Pennic suggests six ways to use business intelligence software.
1. Analytics and reporting. Business intelligence analytics and reporting tools can assist providers with the data needed to implement effective ways to identify, measure, and monitor quality of care, said Pennic. “The reporting capabilities assist with complying with industry standards as well as meaningful use, ICD-10, and ACOs,” he said.
2. Clinical data analysis. “Healthcare BI software can track and monitor all clinical activities to help providers identify trends and their most efficient areas,” said Pennic. He added physicians can diagnose and prescribe more efficiently, which leads to improved medical outcomes. “BI software can help healthcare organizations meet and monitor their quality measures such as meaningful use, ACOs and health information exchanges,” he said.
3. Claims analysis. The software can also come in handy when identifying an organization’s biggest risk areas, said Pennic. Providers and payers can also look to the software to improve claims response times, optimize pricing, and avoid fraudulent claims.

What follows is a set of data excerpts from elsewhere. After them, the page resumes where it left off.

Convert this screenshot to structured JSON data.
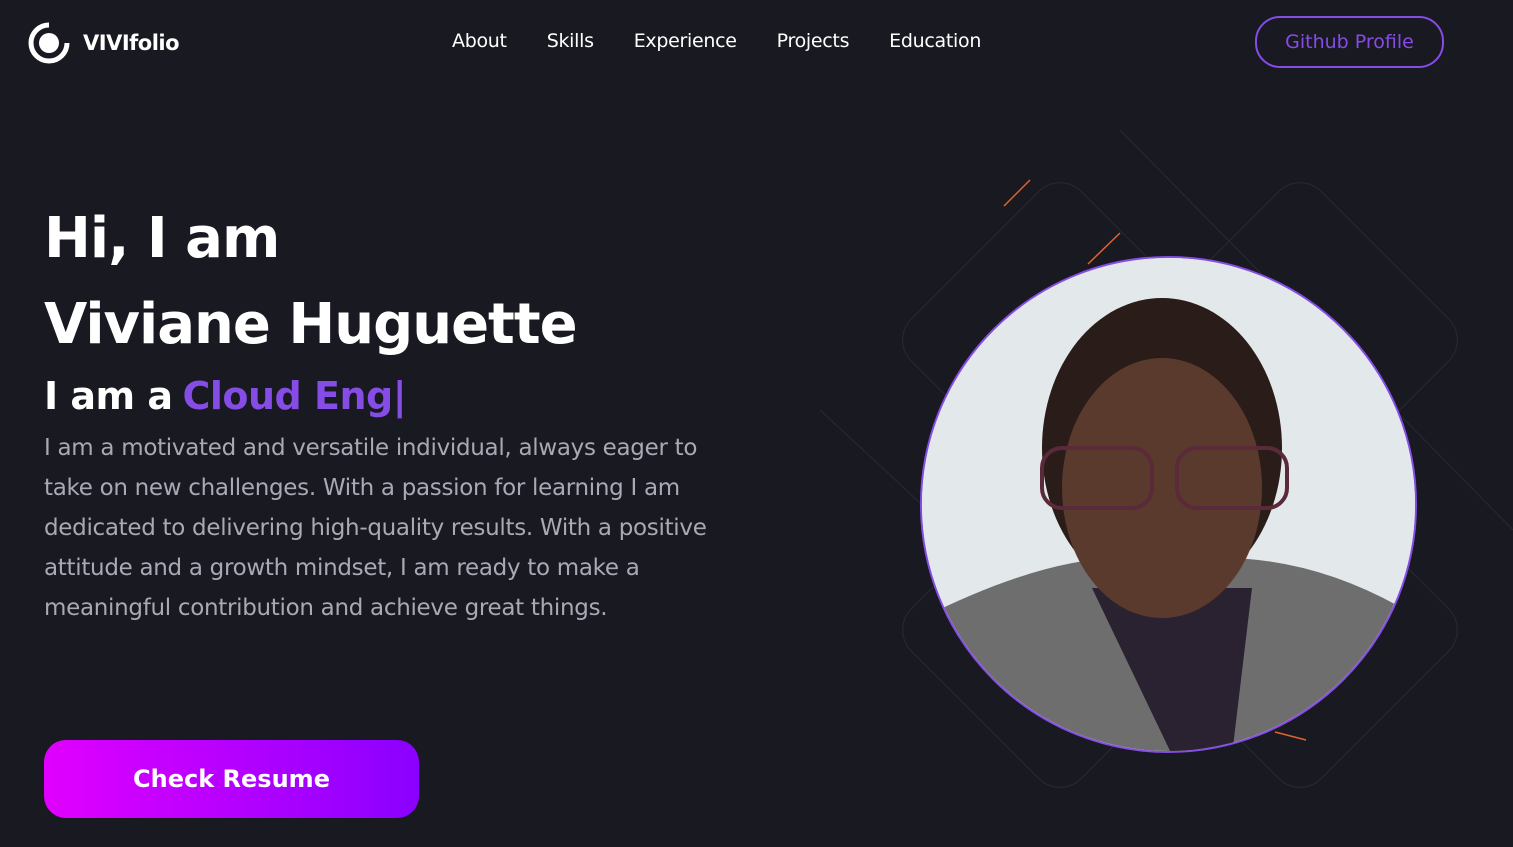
{
  "brand": {
    "name": "VIVIfolio",
    "icon": "ring-logo-icon"
  },
  "nav": {
    "links": [
      "About",
      "Skills",
      "Experience",
      "Projects",
      "Education"
    ],
    "github_label": "Github Profile"
  },
  "hero": {
    "line1": "Hi, I am",
    "name": "Viviane Huguette",
    "role_prefix": "I am a",
    "role_typed": "Cloud Eng|",
    "description": "I am a motivated and versatile individual, always eager to take on new challenges. With a passion for learning I am dedicated to delivering high-quality results. With a positive attitude and a growth mindset, I am ready to make a meaningful contribution and achieve great things.",
    "resume_label": "Check Resume"
  },
  "colors": {
    "background": "#191922",
    "accent": "#854ce6",
    "button_start": "#e100ff",
    "button_end": "#8a00ff",
    "description": "#a9a9b5"
  }
}
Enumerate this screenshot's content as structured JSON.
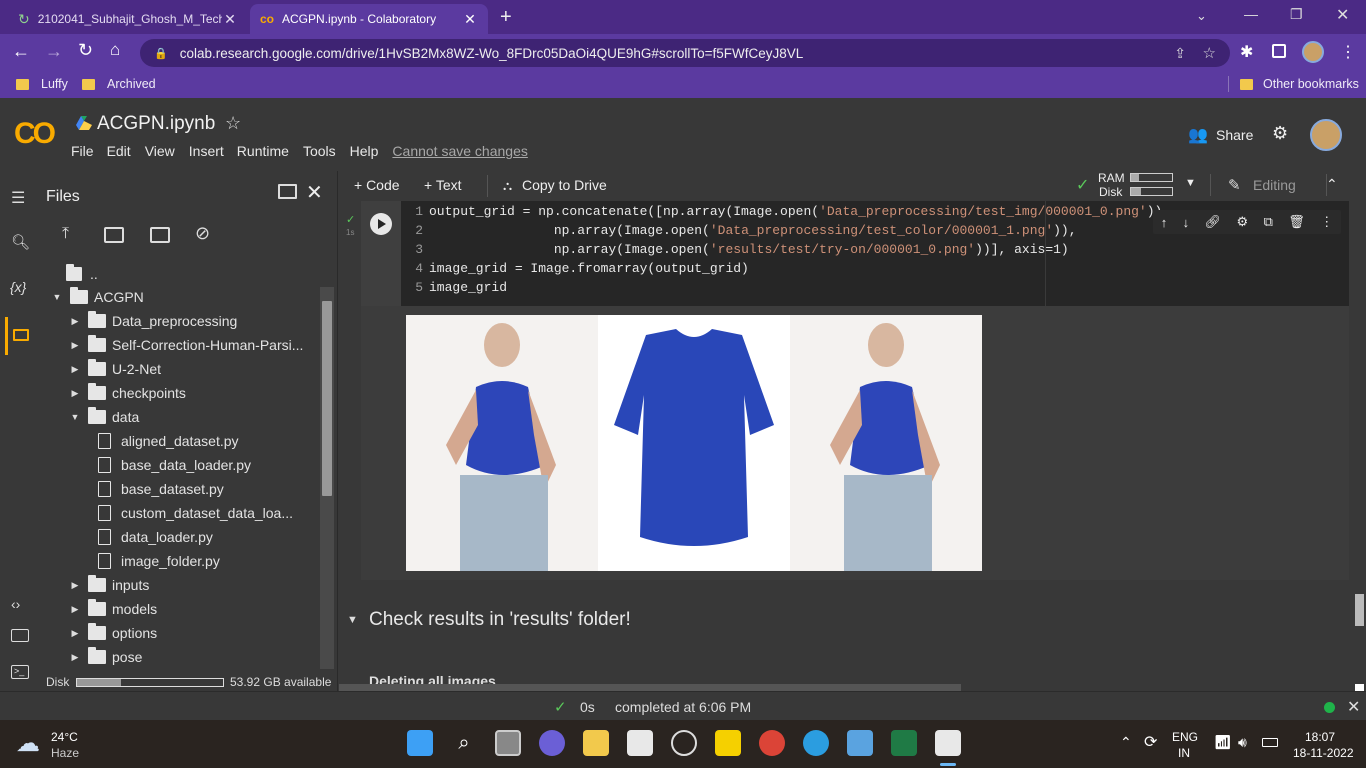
{
  "browser": {
    "tabs": [
      {
        "title": "2102041_Subhajit_Ghosh_M_Tech",
        "icon": "gradio-icon",
        "active": false
      },
      {
        "title": "ACGPN.ipynb - Colaboratory",
        "icon": "colab-icon",
        "active": true
      }
    ],
    "url": "colab.research.google.com/drive/1HvSB2Mx8WZ-Wo_8FDrc05DaOi4QUE9hG#scrollTo=f5FWfCeyJ8VL",
    "bookmarks": [
      "Luffy",
      "Archived"
    ],
    "other_bookmarks": "Other bookmarks"
  },
  "colab": {
    "logo": "CO",
    "notebook_name": "ACGPN.ipynb",
    "menu": [
      "File",
      "Edit",
      "View",
      "Insert",
      "Runtime",
      "Tools",
      "Help"
    ],
    "save_status": "Cannot save changes",
    "share_label": "Share"
  },
  "toolbar": {
    "code_label": "+ Code",
    "text_label": "+ Text",
    "copy_label": "Copy to Drive",
    "ram_label": "RAM",
    "disk_label": "Disk",
    "editing_label": "Editing"
  },
  "sidebar": {
    "title": "Files",
    "parent": "..",
    "tree": [
      {
        "name": "ACGPN",
        "type": "folder",
        "depth": 0,
        "expanded": true
      },
      {
        "name": "Data_preprocessing",
        "type": "folder",
        "depth": 1,
        "expanded": false
      },
      {
        "name": "Self-Correction-Human-Parsi...",
        "type": "folder",
        "depth": 1,
        "expanded": false
      },
      {
        "name": "U-2-Net",
        "type": "folder",
        "depth": 1,
        "expanded": false
      },
      {
        "name": "checkpoints",
        "type": "folder",
        "depth": 1,
        "expanded": false
      },
      {
        "name": "data",
        "type": "folder",
        "depth": 1,
        "expanded": true
      },
      {
        "name": "aligned_dataset.py",
        "type": "file",
        "depth": 2
      },
      {
        "name": "base_data_loader.py",
        "type": "file",
        "depth": 2
      },
      {
        "name": "base_dataset.py",
        "type": "file",
        "depth": 2
      },
      {
        "name": "custom_dataset_data_loa...",
        "type": "file",
        "depth": 2
      },
      {
        "name": "data_loader.py",
        "type": "file",
        "depth": 2
      },
      {
        "name": "image_folder.py",
        "type": "file",
        "depth": 2
      },
      {
        "name": "inputs",
        "type": "folder",
        "depth": 1,
        "expanded": false
      },
      {
        "name": "models",
        "type": "folder",
        "depth": 1,
        "expanded": false
      },
      {
        "name": "options",
        "type": "folder",
        "depth": 1,
        "expanded": false
      },
      {
        "name": "pose",
        "type": "folder",
        "depth": 1,
        "expanded": false
      }
    ],
    "disk_label": "Disk",
    "disk_available": "53.92 GB available",
    "disk_used_fraction": 0.3
  },
  "cell": {
    "exec_time": "1s",
    "lines": [
      [
        "1",
        "output_grid = np.concatenate([np.array(Image.open('Data_preprocessing/test_img/000001_0.png')),"
      ],
      [
        "2",
        "                np.array(Image.open('Data_preprocessing/test_color/000001_1.png')),"
      ],
      [
        "3",
        "                np.array(Image.open('results/test/try-on/000001_0.png'))], axis=1)"
      ],
      [
        "4",
        "image_grid = Image.fromarray(output_grid)"
      ],
      [
        "5",
        "image_grid"
      ]
    ]
  },
  "section_heading": "Check results in 'results' folder!",
  "next_heading": "Deleting all images",
  "status": {
    "time": "0s",
    "message": "completed at 6:06 PM"
  },
  "taskbar": {
    "weather_temp": "24°C",
    "weather_desc": "Haze",
    "lang1": "ENG",
    "lang2": "IN",
    "time": "18:07",
    "date": "18-11-2022"
  }
}
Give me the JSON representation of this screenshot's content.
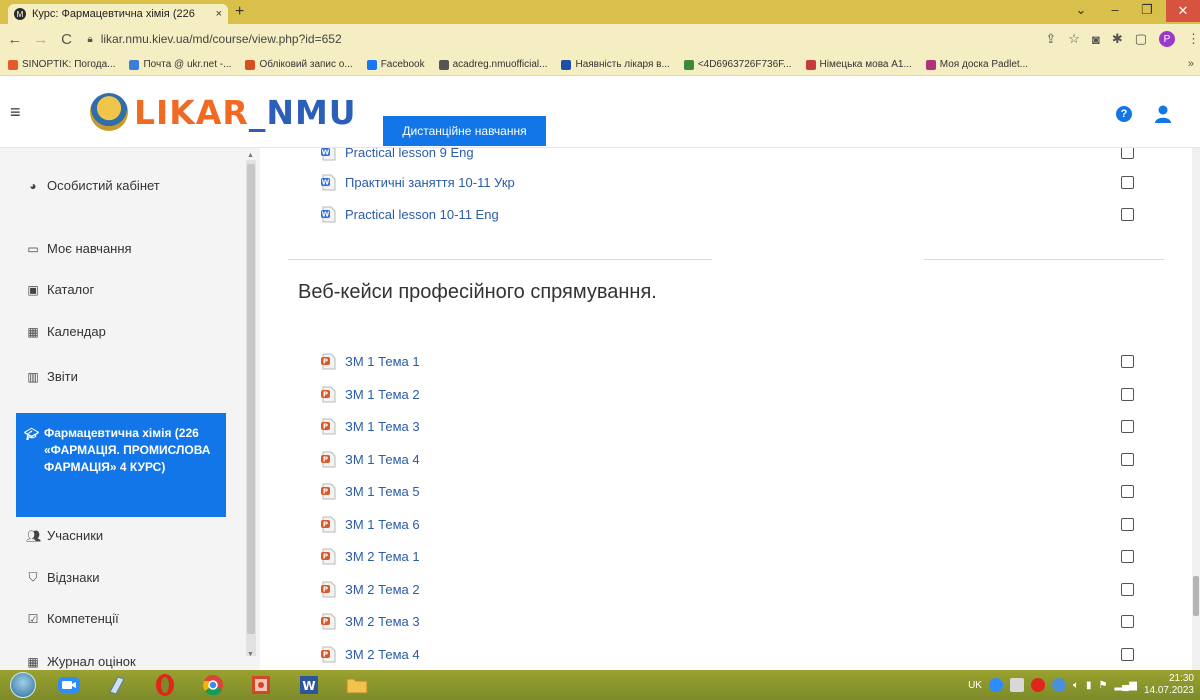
{
  "browser": {
    "tab_title": "Курс: Фармацевтична хімія (226",
    "tab_close": "×",
    "new_tab": "+",
    "url": "likar.nmu.kiev.ua/md/course/view.php?id=652",
    "profile_letter": "P",
    "bookmarks": [
      {
        "label": "SINOPTIK: Погода...",
        "color": "#e45b2b"
      },
      {
        "label": "Почта @ ukr.net -...",
        "color": "#3b7dd8"
      },
      {
        "label": "Обліковий запис о...",
        "color": "#d95020"
      },
      {
        "label": "Facebook",
        "color": "#1877f2"
      },
      {
        "label": "acadreg.nmuofficial...",
        "color": "#555555"
      },
      {
        "label": "Наявність лікаря в...",
        "color": "#1f4fa8"
      },
      {
        "label": "<4D6963726F736F...",
        "color": "#3b8b3b"
      },
      {
        "label": "Німецька мова А1...",
        "color": "#c43b3b"
      },
      {
        "label": "Моя доска Padlet...",
        "color": "#b0327a"
      }
    ],
    "bookmarks_more": "»"
  },
  "header": {
    "logo_main": "LIKAR",
    "logo_tail": "_NMU",
    "distance_button": "Дистанційне навчання",
    "help": "?"
  },
  "drawer": {
    "items": [
      {
        "label": "Особистий кабінет",
        "icon": "dashboard-icon"
      },
      {
        "label": "Моє навчання",
        "icon": "courses-icon"
      },
      {
        "label": "Каталог",
        "icon": "catalog-icon"
      },
      {
        "label": "Календар",
        "icon": "calendar-icon"
      },
      {
        "label": "Звіти",
        "icon": "reports-icon"
      }
    ],
    "active_course": "Фармацевтична хімія (226 «ФАРМАЦІЯ. ПРОМИСЛОВА ФАРМАЦІЯ» 4 КУРС)",
    "course_items": [
      {
        "label": "Учасники",
        "icon": "participants-icon"
      },
      {
        "label": "Відзнаки",
        "icon": "badges-icon"
      },
      {
        "label": "Компетенції",
        "icon": "competencies-icon"
      },
      {
        "label": "Журнал оцінок",
        "icon": "grades-icon"
      }
    ]
  },
  "main": {
    "top_activities": [
      {
        "label": "Practical lesson 9 Eng",
        "type": "word"
      },
      {
        "label": "Практичні заняття 10-11 Укр",
        "type": "word"
      },
      {
        "label": "Practical lesson 10-11 Eng",
        "type": "word"
      }
    ],
    "section_title": "Веб-кейси професійного спрямування.",
    "section_activities": [
      {
        "label": "ЗМ 1 Тема 1",
        "type": "powerpoint"
      },
      {
        "label": "ЗМ 1 Тема 2",
        "type": "powerpoint"
      },
      {
        "label": "ЗМ 1 Тема 3",
        "type": "powerpoint"
      },
      {
        "label": "ЗМ 1 Тема 4",
        "type": "powerpoint"
      },
      {
        "label": "ЗМ 1 Тема 5",
        "type": "powerpoint"
      },
      {
        "label": "ЗМ 1 Тема 6",
        "type": "powerpoint"
      },
      {
        "label": "ЗМ 2 Тема 1",
        "type": "powerpoint"
      },
      {
        "label": "ЗМ 2 Тема 2",
        "type": "powerpoint"
      },
      {
        "label": "ЗМ 2 Тема 3",
        "type": "powerpoint"
      },
      {
        "label": "ЗМ 2 Тема 4",
        "type": "powerpoint"
      }
    ]
  },
  "taskbar": {
    "language": "UK",
    "time": "21:30",
    "date": "14.07.2023"
  }
}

4. Financial analysis. Look to BI software for a range of financial capabilities, said Pennic. They include, “income and cash flow, debt to asset ratios, denial management, and actual income versus projected income analysis,” he said. Additionally, BI software has a history of cutting costs, particularly in a hospital setting. According to an article published in 2009, facilities that implemented the software reduced days not final billed from six two and a half. The software also accelerated reimbursement and generated cash flow benefit of more than $4 million.
5. Patient care. According to Pennic, the software can provide a single platform for healthcare providers to share information with their patients and “improve medical decision outcomes and evidence-based clinical decision-making, and foster seamless patient care across all medical departments,” he said. He added electing to utilize the software allows providers to forecast patient diagnoses and administer efficient treatments, while reducing the average wait times.
6. Dashboards and scorecards. “Web-based dashboards and scorecards provide healthcare organizations with a visual interface of critical clinical, financial, quality, and performance metrics for data-driven decisions,” said Pennic. He added other areas to note when considering business intelligence software include marketing, operational, and quality/safety analysis capabilities. “There are a lot of narrowly focused BI tools without an enterprise data warehouse." Pennic's last bit of advice? “Utilize robust BI tools.”